When Bellator signed heavyweight Pride veteran Sergei Kharitonov earlier this year, it was with little fanfare. Despite being one of the most notable big men not signed by a major promotion, Kharitonov’s Bellator deal was little more than a blip on the radar. Shocking, considering that talented, name heavyweights are not exactly in abundance. More shocking is that there didn’t seem to be much of a bidding war for his services.
Perhaps it’s due to Kharitonov’s status as a failed prospect — a status that is, all things considered, ludicrous. Kharitonov’s resume includes a litany of fights in Pride, Dream, Strikeforce, and Russia’s M-1, and a number of big name opponents. He holds wins over Alistair Overeem, Fabricio Werdum, and Andrei Arlovski. However, later-career losses to Jeff Monson and Josh Barnett seemed to sour fans on his potential, and the Arlovski win came when “The Pitbull” was at his lowest. Overrated became the refrain. He was good, just not good enough.

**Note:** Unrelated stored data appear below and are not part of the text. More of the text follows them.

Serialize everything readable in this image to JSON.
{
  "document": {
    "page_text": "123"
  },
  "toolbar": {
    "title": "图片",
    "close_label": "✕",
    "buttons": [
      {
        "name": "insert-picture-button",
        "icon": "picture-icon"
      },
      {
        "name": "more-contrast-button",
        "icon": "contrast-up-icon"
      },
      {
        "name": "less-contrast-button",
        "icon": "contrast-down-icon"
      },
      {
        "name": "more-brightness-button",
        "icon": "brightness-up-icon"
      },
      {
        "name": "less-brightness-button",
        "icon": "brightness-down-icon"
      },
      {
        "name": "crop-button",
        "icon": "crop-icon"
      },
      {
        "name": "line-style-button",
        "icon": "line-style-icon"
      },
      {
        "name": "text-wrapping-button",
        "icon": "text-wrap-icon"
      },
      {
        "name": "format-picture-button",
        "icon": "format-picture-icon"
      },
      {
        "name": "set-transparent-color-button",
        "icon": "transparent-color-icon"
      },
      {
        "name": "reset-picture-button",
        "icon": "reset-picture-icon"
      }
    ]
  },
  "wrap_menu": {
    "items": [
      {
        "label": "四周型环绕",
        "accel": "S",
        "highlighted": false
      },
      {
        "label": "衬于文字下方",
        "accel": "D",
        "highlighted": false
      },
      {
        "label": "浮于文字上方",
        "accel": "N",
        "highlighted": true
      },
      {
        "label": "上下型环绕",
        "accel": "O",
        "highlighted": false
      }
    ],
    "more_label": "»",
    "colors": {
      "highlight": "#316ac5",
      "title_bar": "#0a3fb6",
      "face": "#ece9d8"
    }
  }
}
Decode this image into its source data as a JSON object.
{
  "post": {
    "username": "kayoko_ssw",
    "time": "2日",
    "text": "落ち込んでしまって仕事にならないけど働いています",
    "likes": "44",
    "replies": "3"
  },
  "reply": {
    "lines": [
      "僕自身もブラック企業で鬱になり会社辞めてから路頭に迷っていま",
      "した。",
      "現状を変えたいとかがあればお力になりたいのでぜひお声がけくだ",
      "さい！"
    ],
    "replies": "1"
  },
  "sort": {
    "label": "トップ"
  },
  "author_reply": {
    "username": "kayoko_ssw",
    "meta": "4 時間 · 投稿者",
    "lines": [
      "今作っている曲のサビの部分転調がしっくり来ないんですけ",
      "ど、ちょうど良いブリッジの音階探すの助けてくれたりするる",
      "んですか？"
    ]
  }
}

Yet on a five-fight win streak for M-1, Kharitonov adds depth to any heavyweight roster, and would not have been out of place in the UFC. A couple of losses don’t blemish a career, at least not one as storied as Kharitonov’s. It seems, in reality, that his only sin was not living up to very lofty expectations. Maybe that’s why he opted to sign with Bellator, which doesn’t bring with it the pressure the heavyweight waters of the UFC would. Then again, signing with the world’s No. 2 MMA outfit is not all that surprising, since Bellator CEO Scott Coker happened to be the Russian kickboxer’s boss back in Strikeforce.
That’s been a common theme: Coker seems to be reshaping Bellator in his image, and that image is pretty much Strikeforce.
Now, Coker has provided the decorated striker with one last shot at MMA glory. At 36, Kharitonov’s actually a young buck compared to most of the top heavyweights in the world these days, but his window is still closing. For the first time since 2011 when he fought in Strikeforce, he’ll have major exposure on an international level. Given Bellator’s relatively shallow heavyweight division, he also has an opportunity to quickly make an impact. With a win or two, he could easily find himself either challenging, or in a tournament, for Bellator’s vacant heavyweight title.
With his debut earlier this year called off due to injury, Kharitonov now makes his was to the Bellator cage Friday at Bellator 163. His opponent for three rounds or less is Javy Ayala, a 9-5 heavyweight with four wins (and two losses) under the Bellator banner. It’s a winnable fight for Kharitonov, and one in which he no doubt wants to make a statement.
“If anybody has forgotten about me or thinks that I am under the radar, with this next fight I’ll make sure they remember me again,” he told Sherdog.
While no fight is ever easy, that goal is very attainable. All but one of Kharitonov’s 23 wins have come in the form of a finish. Which is a very, very impressive number, and yet another reason why it is shocking that the man’s career has been so criminally overlooked.
Should he get past Ayala as expected, there are a number of interesting fights ahead for Kharitonov. Matt Mitrione, Cheick Kongo and Bobby Lashley are the big names in the division at the moment. Japan’s Satoshi Ishii has been dabbling at light heavyweight, but traditionally has fought at heavyweight. “King Mo” Lawal pretty much fights at moneyweight, as he calls it, and has been more than willing to go up in weight. “Rampage” Jackson has talked about fighting up in weight as well.
Any one of those names would be a marquee match-up, as far as Bellator is concerned. And then there’s that other big name floating around out there: Fedor Emelianenko. “The Last Emperor” is rumored to be in talks with Bellator, a rumor he has not denied. While Mitrione has been the name linked to a potential fight with the heavyweight great, nothing is set in stone at this point.
In any case, with the belt very much up in the air in Bellator’s heavyweight division, Kharitonov’s presence represents one thing: opportunity. For one last crack at glory for a frankly underrated fighter.